The Biological Process
Your pond or lagoon already has bacteria. Lots of them. Most water systems are in balance between helpful organisms and problematic ones. When algae takes over, it’s usually because two things happened: excess nutrients and an imbalance in the bacterial community.
Super AquaPros™ adds specific strains of bacteria that are aggressive about consuming excess nitrates and phosphates, which are found in the organic portion of the sludge. Meanwhile, as they feed on nutrients and break down dead organic matter, they create conditions where the water naturally stabilizes.
The process is gradual. Visible changes usually show up within 2–4 weeks. Green, or blue-green water begins to clear, as the algae nutrients are removed from the water column, and the tiny phytoplankton algae begin to disappear. If you’re dealing with thick algae mats, they’ll shift from dark green to yellow to brown to black as they lose their nutrient source and decay. It’s not pretty in the middle stages, but it’s the sign the system is correcting itself.
Temperature and aeration matter. Bacteria are more active in warmer water. If your pond has movement—from a fountain, aerator, or circulation system—results come faster because the bacteria reach more water more quickly, and their respiration rate is increased.
Tell it like people experience it
Ornamental ponds (1,000–10,000 gallons) that turn green every summer respond well. Usually, consistent monthly treatment keeps them clear. If you let algae get thick first, it takes longer to clear—typically 6–8 weeks.
Larger lagoons (100,000+ gallons) used for livestock watering or water storage need bigger applications, but the principle is the same. One application per month during summer usually maintains clarity if the water has decent movement.

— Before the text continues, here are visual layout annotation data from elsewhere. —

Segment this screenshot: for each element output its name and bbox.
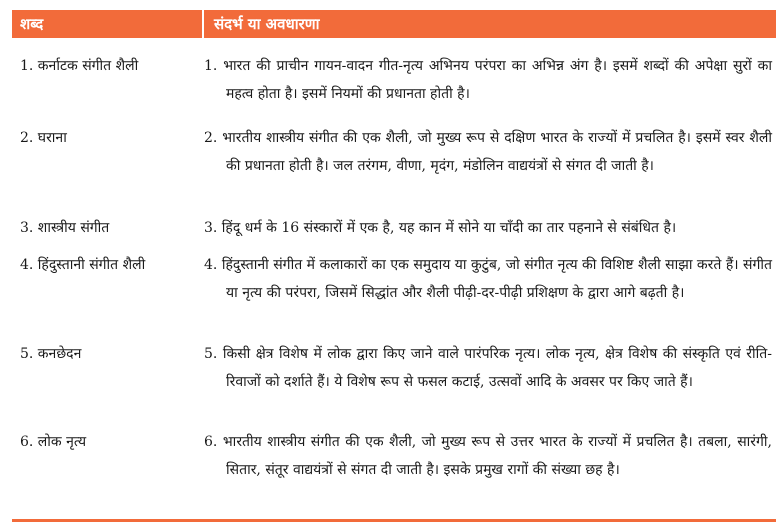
- term-cell: 3. शास्त्रीय संगीत: [20, 220, 110, 236]
- term-cell: 2. घराना: [20, 130, 67, 146]
- reference-cell: 4. हिंदुस्तानी संगीत में कलाकारों का एक समुदाय या कुटुंब, जो संगीत नृत्य की विशिष्ट शैली साझा करते हैं। संगीत या नृत्य की परंपरा, जिसमें सिद्धांत और शैली पीढ़ी-दर-पीढ़ी प्रशिक्षण के द्वारा आगे बढ़ती है।: [204, 257, 772, 301]
- table-row: [12, 251, 776, 307]
- table-header: [12, 10, 776, 38]
- reference-cell: 3. हिंदू धर्म के 16 संस्कारों में एक है, यह कान में सोने या चाँदी का तार पहनाने से संबंधित है।: [204, 220, 677, 236]
- bottom-divider: [12, 519, 776, 522]
- reference-cell: 2. भारतीय शास्त्रीय संगीत की एक शैली, जो मुख्य रूप से दक्षिण भारत के राज्यों में प्रचलित है। इसमें स्वर शैली की प्रधानता होती है। जल तरंगम, वीणा, मृदंग, मंडोलिन वाद्ययंत्रों से संगत दी जाती है।: [204, 130, 772, 174]
- header-reference: संदर्भ या अवधारणा: [214, 15, 320, 33]
- table-row: [12, 124, 776, 180]
- table-row: [12, 52, 776, 108]
- term-cell: 5. कनछेदन: [20, 346, 82, 362]
- matching-table: [12, 10, 776, 478]
- reference-cell: 1. भारत की प्राचीन गायन-वादन गीत-नृत्य अभिनय परंपरा का अभिन्न अंग है। इसमें शब्दों की अपेक्षा सुरों का महत्व होता है। इसमें नियमों की प्रधानता होती है।: [204, 58, 772, 102]
- reference-cell: 5. किसी क्षेत्र विशेष में लोक द्वारा किए जाने वाले पारंपरिक नृत्य। लोक नृत्य, क्षेत्र विशेष की संस्कृति एवं रीति-रिवाजों को दर्शाते हैं। ये विशेष रूप से फसल कटाई, उत्सवों आदि के अवसर पर किए जाते हैं।: [204, 346, 772, 390]
- reference-cell: 6. भारतीय शास्त्रीय संगीत की एक शैली, जो मुख्य रूप से उत्तर भारत के राज्यों में प्रचलित है। तबला, सारंगी, सितार, संतूर वाद्ययंत्रों से संगत दी जाती है। इसके प्रमुख रागों की संख्या छह है।: [204, 434, 772, 478]
- table-row: [12, 428, 776, 484]
- term-cell: 4. हिंदुस्तानी संगीत शैली: [20, 257, 146, 273]
- term-cell: 6. लोक नृत्य: [20, 434, 87, 450]
- header-term: शब्द: [12, 10, 204, 38]
- term-cell: 1. कर्नाटक संगीत शैली: [20, 58, 139, 74]
- table-row: [12, 214, 776, 242]
- table-row: [12, 340, 776, 396]
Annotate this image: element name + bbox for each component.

Fish ponds tend to respond quickly because you're often already managing them with feeding and filtration. The probiotic bacteria add another layer of water quality without competing with whatever system you already have in place.
Retention basins and detention lagoons for runoff or stormwater benefit because they tend to accumulate nutrients and sediment. Regular treatment prevents the buildup that leads to smell and algae problems.
Be real about when results are slow
No aeration or water movement: Bacteria take longer to spread throughout the system. Treatment still works, but it’s slower.
Very cold water (below 50°F): Bacterial activity slows significantly. You can still treat, but expect results to take longer—maybe 8–12 weeks instead of 4–6.
Severely eutrophic ponds: Extremely high nutrient levels, thick sludge on the bottom. Need more aggressive treatment upfront—every two weeks for the first month or two, then back off. It still works, but it’s addressing a bigger problem.
If algae comes back aggressively: It usually means nutrients are still entering the pond—leaf fall, fertilizer runoff, animal waste. The treatment handles the symptom; you’ll need to address the source to prevent it from returning.
A realistic timeline
You apply the treatment. Water might stay green or cloudy for the first 1–2 weeks. The bacteria are colonizing and beginning to consume nutrients. Don't panic.
Clarity improves noticeably. If you had green water, it starts shifting toward light green, then greyish. Floating algae begins breaking up instead of staying in solid mats.
Most systems show significant improvement. Water is noticeably clearer. Rooted algae at the bottom might change color at the tips. Bottom sediment might look darker as bacteria break down accumulated organic matter.
Monthly applications keep the nutrient levels from climbing back up. Water stays clear as long as you treat consistently during the season.
Nutrients gradually accumulate again (especially in fall from leaf drop). If a pond had a nutrient problem initially, the problem will eventually return without continued management.
Each jar comes with guidelines based on pond size. Mix the concentrate with water using an Aqua Kit—heat and aerate for 24 hours to ramp up the bacterial count to 8 billion CFU per ml.
For a 10,000-gallon pond, you'd use a small amount directly. For larger ponds, mix the concentrate with water in a bucket and distribute it across the pond—better distribution than dumping it all in one spot.
Apply in the afternoon when water temperature is highest. Late May through August is peak treatment season. You can treat in September and April if temperatures allow (above 60°F consistently).
If your pond is severely algae-choked, divide your first application and apply it over 2–3 days rather than all at once. It prevents oxygen depletion from massive algae die-off.
Store it cool and dry. It keeps for years if not opened, but once opened, use within a few months for best potency.